3. Host events or demonstrations
Unlike stores which only operate online, you can invite your customers to in store events such as special product launches, previews, talks or demonstrations. If you sell products such as computers, cameras or drones, you might consider offering a free or low-cost workshop for customers to learn how to make the most of their new purchase. You could serve light refreshments and make it into a real event, giving your customers a great experience and even more reasons to buy from you.
4. Use online interactions
Online stores always keep in touch with customers after a purchase – and you can too. Ask if your customers would like to sign up to your database, so you can let them know about upcoming events or promotions. It’s also worth engaging with your customers through social media. As an example, you could run a competition and ask customers where they have worn or used their purchases. Encourage them to tag your business in photos of them using your products, and to review your business on Google My Business.

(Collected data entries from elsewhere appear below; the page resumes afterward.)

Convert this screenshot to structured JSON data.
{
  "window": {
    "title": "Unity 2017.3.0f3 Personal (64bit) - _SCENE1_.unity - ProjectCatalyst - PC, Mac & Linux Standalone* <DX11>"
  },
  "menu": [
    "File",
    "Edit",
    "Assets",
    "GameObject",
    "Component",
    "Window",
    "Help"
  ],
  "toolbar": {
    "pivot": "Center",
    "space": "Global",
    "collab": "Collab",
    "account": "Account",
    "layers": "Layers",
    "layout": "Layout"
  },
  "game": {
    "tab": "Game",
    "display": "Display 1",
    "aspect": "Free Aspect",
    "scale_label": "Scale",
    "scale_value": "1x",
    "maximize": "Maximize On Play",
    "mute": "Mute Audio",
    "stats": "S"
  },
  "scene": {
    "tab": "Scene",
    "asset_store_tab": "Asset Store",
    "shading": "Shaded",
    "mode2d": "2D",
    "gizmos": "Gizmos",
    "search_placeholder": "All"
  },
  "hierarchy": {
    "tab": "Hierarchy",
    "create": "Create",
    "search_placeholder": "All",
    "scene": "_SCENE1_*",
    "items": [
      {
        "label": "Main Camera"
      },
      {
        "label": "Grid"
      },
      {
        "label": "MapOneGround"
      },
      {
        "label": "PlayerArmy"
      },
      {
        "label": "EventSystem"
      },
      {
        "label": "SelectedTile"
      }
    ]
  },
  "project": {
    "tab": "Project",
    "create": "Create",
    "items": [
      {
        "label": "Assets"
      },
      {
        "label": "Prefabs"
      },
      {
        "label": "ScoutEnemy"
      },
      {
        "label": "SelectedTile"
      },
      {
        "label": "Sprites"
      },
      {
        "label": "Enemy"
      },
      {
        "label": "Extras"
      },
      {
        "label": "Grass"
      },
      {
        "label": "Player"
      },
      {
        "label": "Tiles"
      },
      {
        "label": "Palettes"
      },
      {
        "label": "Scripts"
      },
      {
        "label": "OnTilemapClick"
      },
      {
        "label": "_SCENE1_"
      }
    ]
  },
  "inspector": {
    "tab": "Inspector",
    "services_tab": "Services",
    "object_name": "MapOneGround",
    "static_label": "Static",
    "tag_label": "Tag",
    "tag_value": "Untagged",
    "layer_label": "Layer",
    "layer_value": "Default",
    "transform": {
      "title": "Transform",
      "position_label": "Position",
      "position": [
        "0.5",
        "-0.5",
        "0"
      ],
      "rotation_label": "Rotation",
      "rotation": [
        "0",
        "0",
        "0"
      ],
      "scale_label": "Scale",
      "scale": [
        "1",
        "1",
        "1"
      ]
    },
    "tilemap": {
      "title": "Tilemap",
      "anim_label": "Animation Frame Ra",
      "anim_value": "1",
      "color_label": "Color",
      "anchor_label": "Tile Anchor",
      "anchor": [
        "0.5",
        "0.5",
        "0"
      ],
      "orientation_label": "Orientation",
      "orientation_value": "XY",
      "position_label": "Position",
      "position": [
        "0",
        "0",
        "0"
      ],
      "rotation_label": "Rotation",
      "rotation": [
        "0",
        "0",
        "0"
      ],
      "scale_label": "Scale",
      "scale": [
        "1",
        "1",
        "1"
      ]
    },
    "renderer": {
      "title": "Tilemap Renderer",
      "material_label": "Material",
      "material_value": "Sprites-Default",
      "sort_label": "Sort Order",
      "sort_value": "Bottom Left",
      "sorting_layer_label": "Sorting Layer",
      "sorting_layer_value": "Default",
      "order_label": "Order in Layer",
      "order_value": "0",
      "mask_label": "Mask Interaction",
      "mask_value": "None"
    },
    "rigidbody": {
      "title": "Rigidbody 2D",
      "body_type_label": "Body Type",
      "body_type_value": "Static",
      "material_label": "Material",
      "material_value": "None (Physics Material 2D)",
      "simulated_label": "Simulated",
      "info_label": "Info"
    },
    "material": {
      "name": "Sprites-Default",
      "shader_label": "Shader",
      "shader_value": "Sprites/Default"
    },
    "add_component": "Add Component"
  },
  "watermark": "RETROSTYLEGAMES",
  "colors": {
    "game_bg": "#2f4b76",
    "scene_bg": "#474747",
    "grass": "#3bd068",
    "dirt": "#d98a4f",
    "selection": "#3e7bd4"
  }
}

5. Get to know your neighbours
Work together with your neighbours to seek opportunities to cross-sell and support each other. For example, if you sell fashion, you might partner with the hair salon nearby, offering a discount or special promotion for certain purchases. If you are located in a shopping district, approach your local government authority to see if you can partner on place activation ideas or by local promotions to attract more local customers.
Thriving with an offline business in an online world is definitely possible. It just takes a bit of careful planning and some imagination.